Callery pears create dense thickets that overwhelm native plants and bear four-inch spikes that can flatten tractor tires.

  • This photo made available by the U.S. Department of Agriculture National Agricultural Library, Special Collections, shows USDA plant explorer Frank N. Meyer on Mount Wutai, Shanxi, China, on Feb. 25, 1908. Meyer, who died in 1918, sent an estimated 2,500 species of plants, including his namesake Meyer lemon and Callery pears, to the United States. (Courtesy of USDA via AP)

Bradford pears and other ornamental Callery pears were cultivated from an import that saved pear orchards from a deadly bacterial disease.
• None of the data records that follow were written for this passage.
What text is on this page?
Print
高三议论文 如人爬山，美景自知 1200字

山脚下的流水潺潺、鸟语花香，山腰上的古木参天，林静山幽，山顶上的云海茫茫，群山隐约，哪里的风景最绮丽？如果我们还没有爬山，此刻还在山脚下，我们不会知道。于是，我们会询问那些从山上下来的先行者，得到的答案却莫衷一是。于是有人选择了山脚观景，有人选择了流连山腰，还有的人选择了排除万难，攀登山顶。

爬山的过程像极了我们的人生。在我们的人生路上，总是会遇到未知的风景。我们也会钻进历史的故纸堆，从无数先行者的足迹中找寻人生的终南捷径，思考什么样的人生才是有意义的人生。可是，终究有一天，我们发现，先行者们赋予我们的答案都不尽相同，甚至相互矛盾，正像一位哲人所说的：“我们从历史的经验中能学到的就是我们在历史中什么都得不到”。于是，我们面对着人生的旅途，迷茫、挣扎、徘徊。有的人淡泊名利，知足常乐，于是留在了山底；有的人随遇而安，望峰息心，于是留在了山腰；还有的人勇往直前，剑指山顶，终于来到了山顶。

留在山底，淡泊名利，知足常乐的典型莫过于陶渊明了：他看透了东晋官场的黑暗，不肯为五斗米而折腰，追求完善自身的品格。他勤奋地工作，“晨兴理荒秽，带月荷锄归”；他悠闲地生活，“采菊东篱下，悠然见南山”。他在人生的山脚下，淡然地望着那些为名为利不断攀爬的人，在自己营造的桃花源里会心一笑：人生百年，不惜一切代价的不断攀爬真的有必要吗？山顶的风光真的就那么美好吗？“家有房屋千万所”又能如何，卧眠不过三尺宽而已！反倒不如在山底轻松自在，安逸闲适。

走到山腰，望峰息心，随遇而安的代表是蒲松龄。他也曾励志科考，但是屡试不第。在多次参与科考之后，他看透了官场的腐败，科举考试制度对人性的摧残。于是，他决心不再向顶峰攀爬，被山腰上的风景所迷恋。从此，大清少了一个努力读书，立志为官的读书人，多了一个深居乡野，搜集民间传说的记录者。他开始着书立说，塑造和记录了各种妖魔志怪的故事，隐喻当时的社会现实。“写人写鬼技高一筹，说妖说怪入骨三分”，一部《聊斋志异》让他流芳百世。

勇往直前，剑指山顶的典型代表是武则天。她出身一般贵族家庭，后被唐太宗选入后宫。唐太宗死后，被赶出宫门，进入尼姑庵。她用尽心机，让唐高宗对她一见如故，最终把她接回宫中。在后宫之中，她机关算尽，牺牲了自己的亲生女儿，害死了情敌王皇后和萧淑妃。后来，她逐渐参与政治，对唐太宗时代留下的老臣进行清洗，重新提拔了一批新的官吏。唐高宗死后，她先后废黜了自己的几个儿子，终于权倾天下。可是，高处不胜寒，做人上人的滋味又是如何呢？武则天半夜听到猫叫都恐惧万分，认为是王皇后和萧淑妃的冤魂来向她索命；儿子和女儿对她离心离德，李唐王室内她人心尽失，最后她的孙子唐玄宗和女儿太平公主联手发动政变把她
And for decades, the decorative trees seemed near perfect, aside from a tendency to fall apart after about 15 years — and their stench.

But they cross pollinated with other ornamental varieties.

Invasive stands now have been reported in more than 30 states. Fourteen states have formally listed the trees as invasive.

In Ohio, the tree is threatening and choking out many native trees and shrubs. It’s an extremely aggressive, non-native species, according to OSU Extension.

They are so invasive that the Ohio Department of Natural Resources has made purchasing the tree illegal beginning in 2023, but experts say that move is about 20 years too late.

The Pennsylvania Department of Agriculture has decided to place a phased ban on the Callery Pear, giving nursery owners time to draw down their inventories.

Missouri’s Department of Conservation is holding a buyback program for the tree. To qualify a property owner must a photo of a cut down pear tree in order to earn a free, less offensive, replacement tree.

The Associated Press contributed to this report.